`Into the Woods': a fairy tale for adults. Sondheim's music charms while plots take new twists

Into the Woods Musical with music and lyrics by Stephen Sondheim, book and direction by James Lapine. Starring Bernadette Peters, Joanna Gleason, Chip Zien, Tom Aldredge, and Robert Westenberg.

The fairy-tale folk of ``Into the Woods'' live conditionally rather than happily ever after. Two or three of them don't make it to the finale of the Stephen Sondheim-James Lapine musical at the Martin Beck Theatre. The survivors learn to cope. They come to terms and together. Instead of lamenting assorted disappointments, they find comfort in ``No One Is Alone,'' one of Mr. Sondheim's most moving contributions as composer-lyricist. Indeed, for all its disenchantments, this manages to be an enchanted musical evening.

``Into the Woods'' mingles two rewritten Grimm fairy tales - ``Cinderella'' and ``Jack and the Beanstalk'' - with a Lapine original about a Baker and his Wife (Chip Zien and Joanna Gleason). The couple make a complex deal with their Witch neighbor (Bernadette Peters) to overcome their childlessness.

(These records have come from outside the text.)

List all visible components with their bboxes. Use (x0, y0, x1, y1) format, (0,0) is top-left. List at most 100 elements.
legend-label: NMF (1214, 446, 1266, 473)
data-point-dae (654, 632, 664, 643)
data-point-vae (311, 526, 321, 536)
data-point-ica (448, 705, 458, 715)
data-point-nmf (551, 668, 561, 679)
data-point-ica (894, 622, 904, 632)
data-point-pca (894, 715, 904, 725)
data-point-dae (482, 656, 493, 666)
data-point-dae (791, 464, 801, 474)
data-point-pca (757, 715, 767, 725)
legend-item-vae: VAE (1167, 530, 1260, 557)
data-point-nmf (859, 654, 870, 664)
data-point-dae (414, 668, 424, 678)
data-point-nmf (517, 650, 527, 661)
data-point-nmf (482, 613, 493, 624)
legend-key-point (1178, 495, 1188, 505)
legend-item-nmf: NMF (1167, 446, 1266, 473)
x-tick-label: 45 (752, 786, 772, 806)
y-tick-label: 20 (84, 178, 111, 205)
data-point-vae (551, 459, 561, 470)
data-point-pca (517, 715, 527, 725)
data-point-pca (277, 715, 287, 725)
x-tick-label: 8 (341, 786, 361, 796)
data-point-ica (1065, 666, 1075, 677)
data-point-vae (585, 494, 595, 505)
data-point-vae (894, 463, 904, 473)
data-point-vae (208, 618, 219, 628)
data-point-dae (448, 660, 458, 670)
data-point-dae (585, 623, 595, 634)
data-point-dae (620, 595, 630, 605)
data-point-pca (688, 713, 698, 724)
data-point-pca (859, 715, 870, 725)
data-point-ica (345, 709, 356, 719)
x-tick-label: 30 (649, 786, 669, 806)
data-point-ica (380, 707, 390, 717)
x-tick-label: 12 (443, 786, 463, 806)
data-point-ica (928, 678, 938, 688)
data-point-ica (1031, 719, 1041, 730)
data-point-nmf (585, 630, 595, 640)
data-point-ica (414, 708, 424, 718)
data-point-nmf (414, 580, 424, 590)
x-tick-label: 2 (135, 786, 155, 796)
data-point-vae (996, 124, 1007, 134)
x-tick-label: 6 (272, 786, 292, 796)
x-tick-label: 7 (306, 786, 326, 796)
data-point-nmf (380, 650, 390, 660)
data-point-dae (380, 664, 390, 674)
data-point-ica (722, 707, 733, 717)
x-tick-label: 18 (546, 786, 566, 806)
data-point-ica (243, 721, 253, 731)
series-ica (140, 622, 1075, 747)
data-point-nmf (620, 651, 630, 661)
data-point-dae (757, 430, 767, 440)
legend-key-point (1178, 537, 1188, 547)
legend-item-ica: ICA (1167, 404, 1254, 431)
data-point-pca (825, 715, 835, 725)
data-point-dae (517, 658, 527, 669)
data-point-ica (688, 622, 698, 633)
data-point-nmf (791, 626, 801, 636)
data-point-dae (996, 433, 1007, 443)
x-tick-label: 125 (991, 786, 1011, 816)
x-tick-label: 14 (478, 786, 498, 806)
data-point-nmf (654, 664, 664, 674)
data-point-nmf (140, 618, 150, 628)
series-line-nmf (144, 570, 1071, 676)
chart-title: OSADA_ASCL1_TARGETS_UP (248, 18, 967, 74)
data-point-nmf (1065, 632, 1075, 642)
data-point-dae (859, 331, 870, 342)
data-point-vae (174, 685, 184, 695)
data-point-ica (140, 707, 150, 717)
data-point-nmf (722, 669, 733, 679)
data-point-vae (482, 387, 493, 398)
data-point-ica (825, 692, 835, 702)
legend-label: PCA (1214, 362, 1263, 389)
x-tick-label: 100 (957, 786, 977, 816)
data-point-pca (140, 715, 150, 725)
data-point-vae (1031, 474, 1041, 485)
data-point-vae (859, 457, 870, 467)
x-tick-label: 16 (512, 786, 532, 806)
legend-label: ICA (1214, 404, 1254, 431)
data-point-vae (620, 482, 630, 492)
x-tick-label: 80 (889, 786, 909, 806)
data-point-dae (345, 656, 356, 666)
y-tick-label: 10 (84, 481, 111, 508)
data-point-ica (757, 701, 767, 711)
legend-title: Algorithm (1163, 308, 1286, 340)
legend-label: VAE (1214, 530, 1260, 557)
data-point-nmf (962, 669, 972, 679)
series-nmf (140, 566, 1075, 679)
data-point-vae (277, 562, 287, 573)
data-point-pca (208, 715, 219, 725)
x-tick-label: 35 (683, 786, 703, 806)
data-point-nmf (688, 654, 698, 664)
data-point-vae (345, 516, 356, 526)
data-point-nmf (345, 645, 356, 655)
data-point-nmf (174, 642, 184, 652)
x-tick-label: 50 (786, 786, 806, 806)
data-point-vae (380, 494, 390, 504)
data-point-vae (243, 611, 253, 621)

In the collage of revisionist plots, Cinderella (Kim Crosby) loses a philandering Prince Charming (Robert Westenberg, who also plays the Wolf); Rapunzel suffers a similar fate and goes mad before being squashed under the Giant's foot; the Baker's Wife is also trodden to death by the roaring but unseen monster (Merle Louise). Grim as these catastrophes are by any account, they drive the remaining characters to form the mutual-support group which Lapine and Sondheim retrieve from the enthralling woods.

The tongue-in-cheek fairy tale for grown-ups can be satirically amusing with its wayward notions. Little Red Riding Hood (Danielle Ferland) is a no-nonsense brat with a knife at the ready. Jack (Ben Wright) would make Simple Simon look like an overachiever, but he finds the courage for his gigantic encounter. Cinderella's Prince is an operetta throwback, a royal who can explain himself at one point with ``I've been raised to be charming, not sincere.''

As the Witch, Miss Peters makes her entrance in a definitive fright wig and Press-On talons. The Witch regains her looks when she loses her sorcerous powers - a happy metamorphosis for all. The star scores powerfully in such numbers as ``Stay With Me'' and ``Lament.''

The Sondheim score (orchestrated by Jonathan Tunick) is a triumph of witty verse, intricate harmonies, and lilting melodies. Whether in solos, duets, or ensembles, the singing actors handle their responsibilities impeccably under Paul Gemignani's musical direction. In a mostly nonsinging role, Tom Aldredge doubles handily as the laconic narrator and a not so mysterious Mystery Man.

For an environmental touch, birdsong greets the assembling audience at the Martin Beck and filters through the intermission. Tony Straiges has designed a setting, sunnily or eerily lighted by Richard Nelson, that begins with the picture-book scenery of the prologue and dissolves into the overgrown evergreenery of the forest depths. Credit Alan Stieb and James Brousseau for the Giant's thunderous footfalls preceding Mr. Straiges's second-act coup de th'e^atre. Patricia Zipprodt and Ann Hould-Ward's picturesque costumes can be quaint or sophisticated as occasion demands. But when all is said and sung, it is the Sondheim score that charms the listener.